Rents in Dubai Expected to Fall After 18 Months
The property market in Dubai is poised for stability over the next 18 months, with potential declines expected afterward. This projection comes from analysts at S&P Global, who attribute the anticipated changes to an increase in supply due to numerous new project launches post-pandemic.
Current Market Conditions
According to S&P Global, Dubai's property market has shown resilience, with no significant impact from regional geopolitical conflicts. This stability is supported by robust demand from both local and international investors, along with several visa reforms that enhance market security. The rental growth is expected to stabilize as the supply of available units increases, especially in non-prime areas by 2025.
Key Insights
Sapna Jagtiani, a primary credit analyst at S&P Global, explains, “Property prices will remain stable over the next 18 months and could decline afterward due to increasing supply. A potential increase in supply could saturate the unfulfilled demand, leading to lower prices and rents.”
Analysts project that around 182,000 new residential units will hit the market between 2025 and 2026, a stark rise compared to the average of 40,000 units delivered annually from 2019 to 2023. This influx of properties is anticipated as many were presold in 2022 and 2023, now ready for delivery.
Factors Influencing Price Trends
Despite the ongoing growth in rents and property prices across most areas in Dubai, the overall absorption rate of real estate inventory depends significantly on the city's population growth, projected at around 3.5% during 2025-2026. Jagtiani notes that while 2024’s property deliveries have not matched the pace of 2023, any significant delays in construction could tighten the market further, supporting upward price trends in the short term. However, a balance is expected in the residential market by 2026 at the latest.

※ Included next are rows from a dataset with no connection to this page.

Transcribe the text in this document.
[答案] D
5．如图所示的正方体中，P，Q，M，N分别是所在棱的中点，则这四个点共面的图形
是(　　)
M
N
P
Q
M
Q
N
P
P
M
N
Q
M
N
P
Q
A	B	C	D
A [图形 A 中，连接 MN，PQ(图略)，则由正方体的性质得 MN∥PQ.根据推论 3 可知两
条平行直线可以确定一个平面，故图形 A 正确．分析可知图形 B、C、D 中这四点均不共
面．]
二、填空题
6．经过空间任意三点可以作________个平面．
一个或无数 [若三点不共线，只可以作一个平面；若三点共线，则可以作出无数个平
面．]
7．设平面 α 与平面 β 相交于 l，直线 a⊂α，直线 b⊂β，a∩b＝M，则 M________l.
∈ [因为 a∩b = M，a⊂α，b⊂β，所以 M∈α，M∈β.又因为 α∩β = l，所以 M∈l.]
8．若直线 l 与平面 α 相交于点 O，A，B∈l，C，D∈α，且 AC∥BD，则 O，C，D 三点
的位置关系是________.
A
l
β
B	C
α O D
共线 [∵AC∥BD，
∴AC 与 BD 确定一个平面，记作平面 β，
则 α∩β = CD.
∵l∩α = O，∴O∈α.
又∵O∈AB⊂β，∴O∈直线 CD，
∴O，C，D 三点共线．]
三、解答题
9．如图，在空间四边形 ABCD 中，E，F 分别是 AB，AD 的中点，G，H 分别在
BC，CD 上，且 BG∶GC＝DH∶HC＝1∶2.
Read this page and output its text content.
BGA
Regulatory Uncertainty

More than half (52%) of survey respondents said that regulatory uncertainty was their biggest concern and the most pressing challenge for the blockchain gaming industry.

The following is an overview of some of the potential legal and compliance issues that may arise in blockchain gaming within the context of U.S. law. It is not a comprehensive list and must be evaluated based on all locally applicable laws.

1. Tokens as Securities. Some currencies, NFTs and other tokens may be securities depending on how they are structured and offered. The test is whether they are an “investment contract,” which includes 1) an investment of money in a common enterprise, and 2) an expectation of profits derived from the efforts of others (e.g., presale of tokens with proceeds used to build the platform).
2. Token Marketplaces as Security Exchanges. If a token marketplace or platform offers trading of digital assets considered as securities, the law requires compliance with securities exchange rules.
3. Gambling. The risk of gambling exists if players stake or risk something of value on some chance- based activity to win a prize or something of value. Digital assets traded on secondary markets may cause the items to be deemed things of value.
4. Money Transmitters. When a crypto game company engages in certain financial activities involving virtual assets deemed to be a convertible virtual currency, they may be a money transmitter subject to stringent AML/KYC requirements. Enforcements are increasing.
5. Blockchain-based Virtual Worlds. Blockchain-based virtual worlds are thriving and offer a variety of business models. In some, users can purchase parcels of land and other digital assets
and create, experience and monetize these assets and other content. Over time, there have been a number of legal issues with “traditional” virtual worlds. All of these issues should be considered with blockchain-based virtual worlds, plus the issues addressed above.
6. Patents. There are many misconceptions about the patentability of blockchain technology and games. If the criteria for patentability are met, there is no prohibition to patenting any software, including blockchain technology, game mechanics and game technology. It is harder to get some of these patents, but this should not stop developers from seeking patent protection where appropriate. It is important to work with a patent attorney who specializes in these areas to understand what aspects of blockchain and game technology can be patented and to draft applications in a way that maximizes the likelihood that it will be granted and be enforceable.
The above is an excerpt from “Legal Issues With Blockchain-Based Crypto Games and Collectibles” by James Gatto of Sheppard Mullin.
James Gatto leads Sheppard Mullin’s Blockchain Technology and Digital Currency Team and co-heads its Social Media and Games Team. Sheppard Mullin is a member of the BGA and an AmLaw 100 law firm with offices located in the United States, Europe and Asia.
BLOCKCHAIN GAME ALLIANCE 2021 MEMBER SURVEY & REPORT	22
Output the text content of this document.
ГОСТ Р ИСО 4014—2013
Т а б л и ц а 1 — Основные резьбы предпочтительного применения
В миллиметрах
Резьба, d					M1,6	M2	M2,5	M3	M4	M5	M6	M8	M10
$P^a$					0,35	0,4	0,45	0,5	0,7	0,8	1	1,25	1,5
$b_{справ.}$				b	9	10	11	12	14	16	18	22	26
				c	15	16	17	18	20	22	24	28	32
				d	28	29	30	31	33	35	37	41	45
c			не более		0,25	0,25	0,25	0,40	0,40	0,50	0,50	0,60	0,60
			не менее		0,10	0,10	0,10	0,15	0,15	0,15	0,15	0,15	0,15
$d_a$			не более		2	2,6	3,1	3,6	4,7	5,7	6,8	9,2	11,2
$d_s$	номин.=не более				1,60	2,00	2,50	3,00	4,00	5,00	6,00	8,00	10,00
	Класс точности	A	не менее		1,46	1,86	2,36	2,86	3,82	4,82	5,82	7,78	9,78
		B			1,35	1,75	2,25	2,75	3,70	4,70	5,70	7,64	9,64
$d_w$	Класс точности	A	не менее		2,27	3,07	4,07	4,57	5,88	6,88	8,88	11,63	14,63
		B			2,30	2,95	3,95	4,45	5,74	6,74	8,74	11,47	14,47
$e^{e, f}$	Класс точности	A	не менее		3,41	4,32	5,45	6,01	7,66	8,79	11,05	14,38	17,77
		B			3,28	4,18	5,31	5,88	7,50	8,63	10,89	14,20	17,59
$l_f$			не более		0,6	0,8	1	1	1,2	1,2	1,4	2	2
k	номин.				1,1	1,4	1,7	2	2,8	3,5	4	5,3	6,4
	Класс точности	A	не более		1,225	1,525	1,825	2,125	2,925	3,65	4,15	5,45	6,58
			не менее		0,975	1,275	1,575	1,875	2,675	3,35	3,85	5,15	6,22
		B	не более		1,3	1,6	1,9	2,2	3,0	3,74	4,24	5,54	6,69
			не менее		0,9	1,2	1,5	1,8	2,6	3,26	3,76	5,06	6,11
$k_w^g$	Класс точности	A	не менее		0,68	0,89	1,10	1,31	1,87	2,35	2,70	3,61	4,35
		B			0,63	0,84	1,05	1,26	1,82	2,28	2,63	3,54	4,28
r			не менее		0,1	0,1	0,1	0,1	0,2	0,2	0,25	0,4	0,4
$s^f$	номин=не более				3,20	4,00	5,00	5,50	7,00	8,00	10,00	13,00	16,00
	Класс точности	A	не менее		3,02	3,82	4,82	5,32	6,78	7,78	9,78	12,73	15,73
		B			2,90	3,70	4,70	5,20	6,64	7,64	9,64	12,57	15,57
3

Comparison with Global Markets
As Dubai's population is expected to reach 4 million by 2026, S&P Global suggests that real estate returns in Dubai outperform those in many European countries. This has resulted in off-plan sale transactions being twice as high in the first half of 2024 compared to the secondary market. Buyers are increasingly willing to pay more per square foot for new constructions, indicating strong confidence in the market.
Economic Resilience
S&P Global also highlights the resilience of Dubai's economy, predicting an average real GDP growth of around 3% from 2024 to 2027, following a robust growth of 3.3% in 2023. The expected GDP per capita is projected to be about $38,000 in 2024, further reinforcing Dubai’s economic stability.
Adjustments in Market Dynamics
The study notes a slowdown in new project launches over the next 12-24 months, as the market has absorbed much of the available supply. While developers are financially stable, they will likely remain responsive to changes in demand. This may involve selling smaller units during price increases or adjusting payment plans in a weaker market.
According to Property Monitor's September report, the market saw record highs in new off-plan developments, with over 13,500 units launched in the first nine months of the year, totaling a combined gross sales value of AED28.9 billion. Although 2024 has seen more units launched than in 2023, the total sales value has not reached the same heights, falling short by AED30 billion.
Future Outlook
Looking ahead, S&P Global projects that the share of luxury developments may decrease in 2025 as developers focus more on affordable and mid-market properties. Despite the higher margins that luxury developments generate, the market for such properties remains relatively limited.
In conclusion, while the Dubai property market shows promising stability, a shift in dynamics may lead to lower prices and rents as supply increases. Investors and potential buyers should stay informed and prepared for these upcoming changes in the vibrant Dubai real estate landscape.